Credit: Zach Stotland/ KTVB


Posted on April 27, 2013 at 1:09 PM

Updated yesterday at 1:20 PM

BOISE — Three of the 63 pit bulls rescued from a murder scene at a dog fighting operation in southern Idaho have been transferred to a rescue organization in California, according to the Idaho Humane Society.

The move marks the first step in moving the dogs into the care of people who can rehabilitate them, according to humane society staff.


Credit: Idaho Humane Society

Picture here are two of first three pitbulls to be transferred to a Los Angeles Pit Bull rescue organization in the wake of tragic

Spokesperson Hannah Parpart says pit bulls Helena, Hershey, and Granny are headed to Angel City Pit Bulls, a nonprofit rescue organization dedicated to creating a better future for the breed in Los Angeles.

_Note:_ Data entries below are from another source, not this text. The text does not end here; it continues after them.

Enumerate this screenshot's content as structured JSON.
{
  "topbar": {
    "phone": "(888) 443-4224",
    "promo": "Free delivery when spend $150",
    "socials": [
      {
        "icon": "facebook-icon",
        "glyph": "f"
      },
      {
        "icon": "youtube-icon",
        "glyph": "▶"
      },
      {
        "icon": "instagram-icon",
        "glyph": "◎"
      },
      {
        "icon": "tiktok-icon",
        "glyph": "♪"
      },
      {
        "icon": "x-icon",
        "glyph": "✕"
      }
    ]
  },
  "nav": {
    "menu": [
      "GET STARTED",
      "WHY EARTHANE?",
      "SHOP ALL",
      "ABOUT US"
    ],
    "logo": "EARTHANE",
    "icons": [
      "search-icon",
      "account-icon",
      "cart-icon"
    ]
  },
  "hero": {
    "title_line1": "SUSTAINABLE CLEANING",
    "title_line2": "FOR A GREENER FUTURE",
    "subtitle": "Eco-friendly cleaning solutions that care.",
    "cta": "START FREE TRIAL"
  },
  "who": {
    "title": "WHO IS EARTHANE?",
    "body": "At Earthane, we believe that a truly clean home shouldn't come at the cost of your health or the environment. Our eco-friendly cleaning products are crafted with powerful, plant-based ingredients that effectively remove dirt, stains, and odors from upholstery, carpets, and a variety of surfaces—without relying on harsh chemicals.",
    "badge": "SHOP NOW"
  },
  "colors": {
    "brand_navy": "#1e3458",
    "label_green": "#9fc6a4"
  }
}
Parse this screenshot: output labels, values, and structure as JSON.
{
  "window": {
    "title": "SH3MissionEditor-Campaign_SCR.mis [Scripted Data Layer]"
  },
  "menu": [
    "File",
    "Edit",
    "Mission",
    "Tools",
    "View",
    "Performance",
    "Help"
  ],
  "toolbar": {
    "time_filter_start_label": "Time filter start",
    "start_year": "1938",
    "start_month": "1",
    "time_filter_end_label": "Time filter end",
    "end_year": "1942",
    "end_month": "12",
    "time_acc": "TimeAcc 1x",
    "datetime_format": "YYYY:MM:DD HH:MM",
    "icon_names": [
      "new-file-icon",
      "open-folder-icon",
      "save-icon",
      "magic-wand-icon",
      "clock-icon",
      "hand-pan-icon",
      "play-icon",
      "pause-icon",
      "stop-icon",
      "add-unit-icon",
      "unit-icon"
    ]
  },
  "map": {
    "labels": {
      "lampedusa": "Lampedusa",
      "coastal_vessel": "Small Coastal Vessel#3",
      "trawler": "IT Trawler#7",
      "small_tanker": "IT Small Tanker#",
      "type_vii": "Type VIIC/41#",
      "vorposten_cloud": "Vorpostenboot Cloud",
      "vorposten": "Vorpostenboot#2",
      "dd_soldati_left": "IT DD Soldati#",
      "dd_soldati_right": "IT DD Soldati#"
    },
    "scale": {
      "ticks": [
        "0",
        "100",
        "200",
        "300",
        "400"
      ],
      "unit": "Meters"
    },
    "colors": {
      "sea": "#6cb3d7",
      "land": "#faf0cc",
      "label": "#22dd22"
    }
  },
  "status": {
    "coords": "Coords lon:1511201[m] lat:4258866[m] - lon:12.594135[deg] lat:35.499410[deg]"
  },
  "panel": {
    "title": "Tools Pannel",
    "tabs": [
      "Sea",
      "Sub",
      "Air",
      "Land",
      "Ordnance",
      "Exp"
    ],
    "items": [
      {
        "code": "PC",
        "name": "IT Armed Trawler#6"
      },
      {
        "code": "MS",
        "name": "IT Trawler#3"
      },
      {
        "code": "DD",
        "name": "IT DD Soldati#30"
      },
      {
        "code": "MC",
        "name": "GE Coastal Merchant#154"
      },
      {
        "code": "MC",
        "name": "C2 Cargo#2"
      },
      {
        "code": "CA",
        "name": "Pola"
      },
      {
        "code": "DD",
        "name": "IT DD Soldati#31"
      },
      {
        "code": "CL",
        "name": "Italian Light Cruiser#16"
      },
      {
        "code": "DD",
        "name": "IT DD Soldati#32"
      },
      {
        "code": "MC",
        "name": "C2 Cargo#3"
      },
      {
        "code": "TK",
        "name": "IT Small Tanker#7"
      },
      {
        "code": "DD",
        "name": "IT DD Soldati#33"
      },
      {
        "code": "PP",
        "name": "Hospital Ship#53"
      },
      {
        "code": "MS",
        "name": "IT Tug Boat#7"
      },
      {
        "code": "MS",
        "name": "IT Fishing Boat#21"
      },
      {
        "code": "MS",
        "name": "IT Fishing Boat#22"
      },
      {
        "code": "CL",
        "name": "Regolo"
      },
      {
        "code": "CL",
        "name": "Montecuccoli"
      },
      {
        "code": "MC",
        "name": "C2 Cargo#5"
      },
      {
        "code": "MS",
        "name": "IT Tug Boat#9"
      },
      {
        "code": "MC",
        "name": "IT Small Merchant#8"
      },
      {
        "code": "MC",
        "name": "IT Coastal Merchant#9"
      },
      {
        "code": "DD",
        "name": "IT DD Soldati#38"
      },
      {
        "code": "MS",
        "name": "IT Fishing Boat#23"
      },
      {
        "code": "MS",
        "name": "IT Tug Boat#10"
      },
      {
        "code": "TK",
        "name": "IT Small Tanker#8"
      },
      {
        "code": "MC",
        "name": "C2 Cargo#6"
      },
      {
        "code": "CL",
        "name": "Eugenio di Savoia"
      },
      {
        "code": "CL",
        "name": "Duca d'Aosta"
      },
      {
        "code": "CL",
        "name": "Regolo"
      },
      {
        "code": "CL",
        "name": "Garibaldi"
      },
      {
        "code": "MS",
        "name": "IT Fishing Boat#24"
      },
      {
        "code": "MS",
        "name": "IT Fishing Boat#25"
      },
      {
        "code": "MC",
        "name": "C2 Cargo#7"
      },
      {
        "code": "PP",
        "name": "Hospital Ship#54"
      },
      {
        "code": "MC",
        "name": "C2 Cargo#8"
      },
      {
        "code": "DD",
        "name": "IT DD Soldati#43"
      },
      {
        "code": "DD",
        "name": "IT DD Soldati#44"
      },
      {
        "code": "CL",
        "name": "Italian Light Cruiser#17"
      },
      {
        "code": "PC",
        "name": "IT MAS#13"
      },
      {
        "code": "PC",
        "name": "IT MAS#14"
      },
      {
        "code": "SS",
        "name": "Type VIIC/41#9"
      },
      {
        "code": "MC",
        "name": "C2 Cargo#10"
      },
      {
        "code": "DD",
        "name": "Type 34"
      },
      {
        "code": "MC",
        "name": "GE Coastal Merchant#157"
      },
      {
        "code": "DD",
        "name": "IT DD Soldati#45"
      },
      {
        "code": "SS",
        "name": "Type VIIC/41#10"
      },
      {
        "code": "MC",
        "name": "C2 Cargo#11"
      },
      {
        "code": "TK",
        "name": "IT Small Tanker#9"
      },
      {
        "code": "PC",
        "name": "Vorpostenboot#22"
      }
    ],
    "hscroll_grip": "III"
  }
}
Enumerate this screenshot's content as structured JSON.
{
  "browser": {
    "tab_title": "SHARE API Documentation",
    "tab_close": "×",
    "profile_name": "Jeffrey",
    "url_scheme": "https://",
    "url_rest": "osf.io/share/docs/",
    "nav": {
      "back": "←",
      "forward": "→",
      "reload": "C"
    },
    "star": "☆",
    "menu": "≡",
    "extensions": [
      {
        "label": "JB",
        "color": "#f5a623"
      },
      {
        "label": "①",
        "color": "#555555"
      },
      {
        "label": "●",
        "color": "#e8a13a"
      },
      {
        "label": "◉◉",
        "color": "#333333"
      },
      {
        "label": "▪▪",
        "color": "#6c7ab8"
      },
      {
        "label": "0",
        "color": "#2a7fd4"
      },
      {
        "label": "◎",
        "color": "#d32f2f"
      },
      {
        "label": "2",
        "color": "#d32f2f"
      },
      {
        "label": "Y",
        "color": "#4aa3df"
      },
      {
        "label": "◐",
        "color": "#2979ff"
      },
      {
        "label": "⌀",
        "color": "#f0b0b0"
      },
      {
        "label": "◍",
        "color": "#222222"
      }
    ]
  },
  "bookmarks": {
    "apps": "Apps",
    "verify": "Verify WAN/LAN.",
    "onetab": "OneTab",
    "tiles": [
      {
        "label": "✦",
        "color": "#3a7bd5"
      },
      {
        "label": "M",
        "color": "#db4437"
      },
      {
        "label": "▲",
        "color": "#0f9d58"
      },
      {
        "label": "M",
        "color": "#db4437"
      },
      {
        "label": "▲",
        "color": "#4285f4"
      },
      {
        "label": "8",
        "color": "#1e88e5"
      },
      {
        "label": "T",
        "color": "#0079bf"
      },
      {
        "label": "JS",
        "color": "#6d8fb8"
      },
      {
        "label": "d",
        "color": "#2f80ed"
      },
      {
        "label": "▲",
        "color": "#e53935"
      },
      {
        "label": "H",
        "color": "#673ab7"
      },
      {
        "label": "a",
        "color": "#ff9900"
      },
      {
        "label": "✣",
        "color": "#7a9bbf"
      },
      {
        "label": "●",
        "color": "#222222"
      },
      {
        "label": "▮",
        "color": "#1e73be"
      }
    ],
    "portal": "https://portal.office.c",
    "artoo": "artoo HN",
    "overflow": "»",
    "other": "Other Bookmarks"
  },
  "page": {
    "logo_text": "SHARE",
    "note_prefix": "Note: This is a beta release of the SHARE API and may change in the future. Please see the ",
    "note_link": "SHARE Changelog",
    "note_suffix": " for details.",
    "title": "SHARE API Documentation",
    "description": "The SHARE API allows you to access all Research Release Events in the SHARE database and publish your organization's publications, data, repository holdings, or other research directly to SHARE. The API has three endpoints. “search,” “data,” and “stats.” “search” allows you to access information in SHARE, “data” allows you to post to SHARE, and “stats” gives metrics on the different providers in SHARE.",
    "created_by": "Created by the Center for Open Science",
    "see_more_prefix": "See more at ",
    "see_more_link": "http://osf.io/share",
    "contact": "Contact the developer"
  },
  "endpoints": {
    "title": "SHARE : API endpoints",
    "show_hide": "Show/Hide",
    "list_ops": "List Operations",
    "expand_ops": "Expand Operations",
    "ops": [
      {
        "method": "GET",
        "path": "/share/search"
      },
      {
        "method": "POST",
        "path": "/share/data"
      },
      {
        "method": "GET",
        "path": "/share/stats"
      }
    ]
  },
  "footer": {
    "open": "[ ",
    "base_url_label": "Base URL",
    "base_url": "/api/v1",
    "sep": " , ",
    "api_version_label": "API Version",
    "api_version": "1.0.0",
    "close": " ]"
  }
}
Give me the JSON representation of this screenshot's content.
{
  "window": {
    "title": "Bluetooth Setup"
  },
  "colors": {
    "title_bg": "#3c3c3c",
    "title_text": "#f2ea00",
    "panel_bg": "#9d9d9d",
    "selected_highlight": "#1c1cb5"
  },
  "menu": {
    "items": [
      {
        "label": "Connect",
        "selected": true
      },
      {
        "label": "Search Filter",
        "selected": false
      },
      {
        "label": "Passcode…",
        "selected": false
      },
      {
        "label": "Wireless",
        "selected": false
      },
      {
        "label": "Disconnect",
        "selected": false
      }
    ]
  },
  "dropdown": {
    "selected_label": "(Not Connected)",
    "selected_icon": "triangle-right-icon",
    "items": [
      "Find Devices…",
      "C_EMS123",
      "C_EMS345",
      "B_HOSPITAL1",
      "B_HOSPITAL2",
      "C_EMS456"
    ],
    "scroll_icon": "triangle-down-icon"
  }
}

Photo of enclosure  where dogs  were  found

Pilot Peter Roark with the nonprofit Dog is My Copilot organization was able to fly the pit bulls to Los Angeles on Friday.

Unfortunately, the future wasn’t so bright for several other dogs.

Parpart said 11 of the pit bulls had to be euthanized due to dangerous behavior.

“We knew right from the get-go that there was a group we’d have to euthanize,” Parpart said, describing their behavior as “hyper focused” on fighting other dogs, and saying staff felt they wouldn’t be safe in homes.

The good news: Parpart says the humane society is trying to clear about 11 to 12 dogs for local adoption, but most won’t be ready to go until next weekend.

“We’re still talking to people and doing the match-making business,” Parpart said.

Those who want to contact the humane society about the adoption should call: (208) 342-3508

In the meantime, the Idaho Humane Society is still trying to find rescue organizations throughout the United States to accept the remaining 40 dogs, which are expected to need further behavioral help and socialization.